In 1836 the Englishman Andrew Crosse had the pleasant surprise while carrying out a number of electrical experiments of witnessing the birth of several minute insects from a mixture of minced minerals. Crosse saw the following through the lens of his microscope:
On the fourteenth day of the experiment I observed a number of whitish protuberances, nipple-like, that appeared on the electrified mineral. On the eighteenth day these protuberances grew on the optic field and on each of the nipples there were six or seven filaments. On the twenty-first day, the protuberances grew clearer and longer and on the twenty-sixth day each of them assumed the form of a perfect insect, upright on the bundle of hairs that formed its tail. Up until this moment I believed it was merely a case of mineral formations but on the twenty-eighth day there clearly appeared small creatures which began to move their legs. I was most astonished.”
In this way he witnessed the birth of hundreds of midges. As soon as they were born the midges abandoned the microscope and went flying around the room and then would hide themselves in dark spaces. As soon as he had heard of this discovery a friend of Crosse- a certain Weeks from Sandwich, also a researcher and microscopist, decided to repeat the experiment obtaining an identical result. One may read of the exact circumstances of this strange experiment in the ‘Memoirs of Andrew Crosse‘ collected by a relative in 1857, in the ‘History of the Thirty Year Peace‘ by Harriet Martineau (1849) and in ‘Oddities: Unexplained Facts and Events‘ (1928) by the Second Commander Ruper T.
In 1927 in his private laboratory in Andover, the Englishman Morley martin took a piece of Archeozoic rock and subjected it to a process of calcination until it was reduced to ashes: from these ashes via a secret and complicated chemical process, he extracted a certain quantity of primordial protoplasm. Carefully avoiding any contact with the surrounding air, Martin subjected the substance to X-rays and slowly witnessed the emergence on the optic field of an incredible quantity of living microscopic animals and vegetables and above all small fish. In a few squared centimetres, the researcher succeeded in counting fifteen thousand minute fish.

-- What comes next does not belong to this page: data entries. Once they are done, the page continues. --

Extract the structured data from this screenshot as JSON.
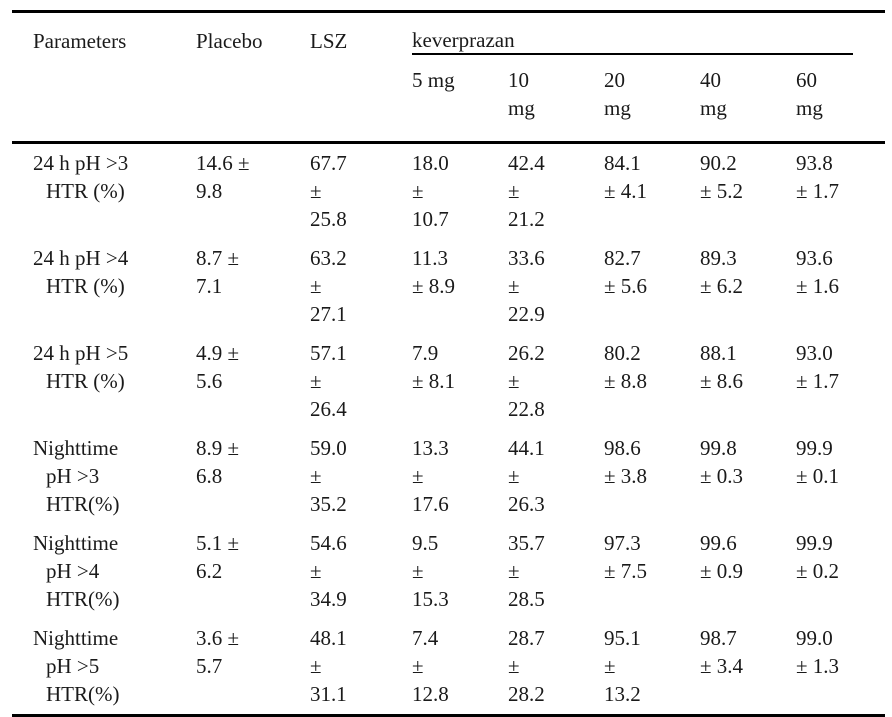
{
  "table": {
    "header": {
      "parameters": "Parameters",
      "placebo": "Placebo",
      "lsz": "LSZ",
      "group_label": "keverprazan",
      "doses": [
        "5 mg",
        "10\nmg",
        "20\nmg",
        "40\nmg",
        "60\nmg"
      ]
    },
    "rows": [
      {
        "parameter": "24 h pH >3\nHTR (%)",
        "values": [
          "14.6 ±\n9.8",
          "67.7\n±\n25.8",
          "18.0\n±\n10.7",
          "42.4\n±\n21.2",
          "84.1\n± 4.1",
          "90.2\n± 5.2",
          "93.8\n± 1.7"
        ]
      },
      {
        "parameter": "24 h pH >4\nHTR (%)",
        "values": [
          "8.7 ±\n7.1",
          "63.2\n±\n27.1",
          "11.3\n± 8.9",
          "33.6\n±\n22.9",
          "82.7\n± 5.6",
          "89.3\n± 6.2",
          "93.6\n± 1.6"
        ]
      },
      {
        "parameter": "24 h pH >5\nHTR (%)",
        "values": [
          "4.9 ±\n5.6",
          "57.1\n±\n26.4",
          "7.9\n± 8.1",
          "26.2\n±\n22.8",
          "80.2\n± 8.8",
          "88.1\n± 8.6",
          "93.0\n± 1.7"
        ]
      },
      {
        "parameter": "Nighttime\npH >3\nHTR(%)",
        "values": [
          "8.9 ±\n6.8",
          "59.0\n±\n35.2",
          "13.3\n±\n17.6",
          "44.1\n±\n26.3",
          "98.6\n± 3.8",
          "99.8\n± 0.3",
          "99.9\n± 0.1"
        ]
      },
      {
        "parameter": "Nighttime\npH >4\nHTR(%)",
        "values": [
          "5.1 ±\n6.2",
          "54.6\n±\n34.9",
          "9.5\n±\n15.3",
          "35.7\n±\n28.5",
          "97.3\n± 7.5",
          "99.6\n± 0.9",
          "99.9\n± 0.2"
        ]
      },
      {
        "parameter": "Nighttime\npH >5\nHTR(%)",
        "values": [
          "3.6 ±\n5.7",
          "48.1\n±\n31.1",
          "7.4\n±\n12.8",
          "28.7\n±\n28.2",
          "95.1\n±\n13.2",
          "98.7\n± 3.4",
          "99.0\n± 1.3"
        ]
      }
    ],
    "colors": {
      "text": "#1a1a1a",
      "rule": "#000000",
      "background": "#ffffff"
    }
  }
}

This obviously meant that these organisms had remained in a latent life-state for billions of years from the Archeozoic era until 1927. This dismaying discovery was published in a pamphlet entitled ‘The Reincarnation of Animal and Plant Life from Protoplasm Isolated from the Mineral Kingdom‘ (1934). To this discovery the writer Maurice Maeterlinck dedicated a chapter of his book ‘La Grande Porte‘ (1939). Nowadays, the booklet of Martin is almost impossible to find but one is able to read a description of this remarkable experiment in the Maeterlinck volume:
Grown in size under the lens of the microscope, one could glimpse the appearance of certain globules inside the protoplasm: several vertebrae were formed in these globules, these then formed a column in which there clearly appears the member, the head and the eyes. Usually such transformations took place very slowly requiring days but at times they would take place under the eyes of the observers. A crustacean, for example, hardly had it developed its legs would leave the microscopic field and disappear. These living forms move at times and grow as long as they find sufficient nutrition in the protoplasm that has given birth to them. Afterwards, they either stop growing or else devour each other. Morley Martin has, however, succeeded in keeping them alive thanks to a secret serum of his.

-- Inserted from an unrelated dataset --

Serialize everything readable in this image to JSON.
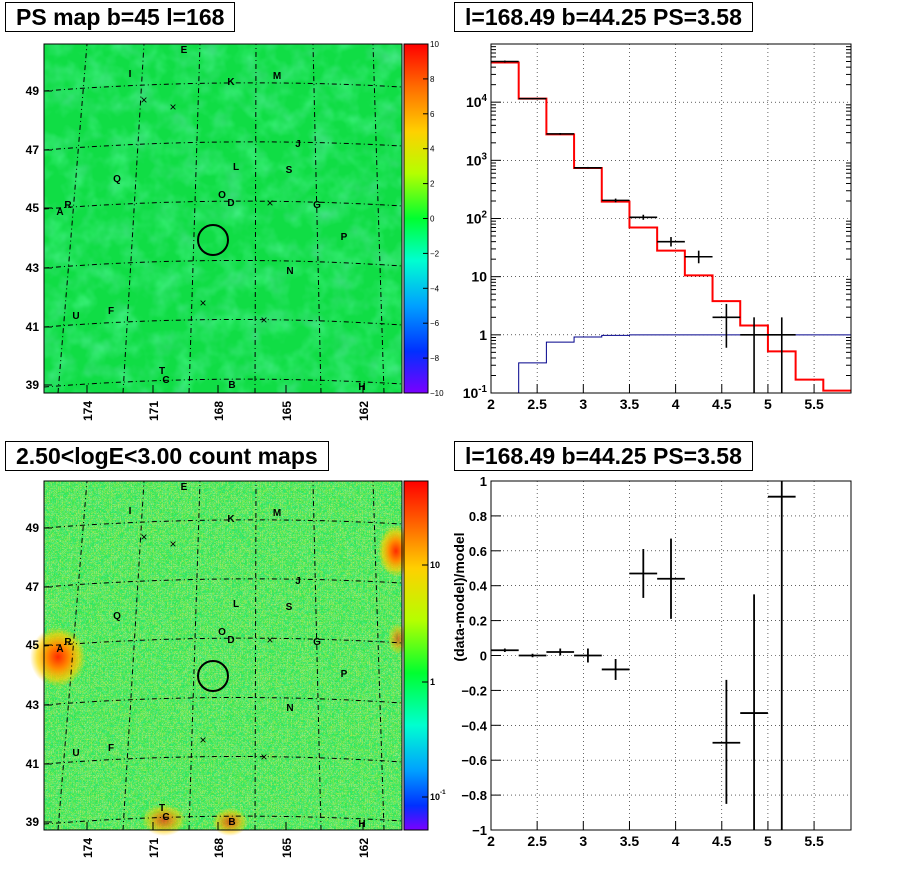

This discovery of Morley Martin, unfortunately since unrepeated, was acclaimed by the Theosophists especially since it confirmed Madame Blavatsky’s Theory of the Archetype of Primordial Life as arising from the period of earthly fires and gasses from which the evolutionary process has developed today’s well-known forms. Several years later, on the tracks of Martin, Wilhelm Reich discovered in the warm Norwegian sands a myriad of azure vesicles also alive and bursting with sexual energy and named biones by Reich. These biones are formed in bunches and then organize themselves into protozoe, ameboe and parmecli bursting with sexual desire and libido (Wilhelm Reich ‘Biopathy of Cancer‘, 1948).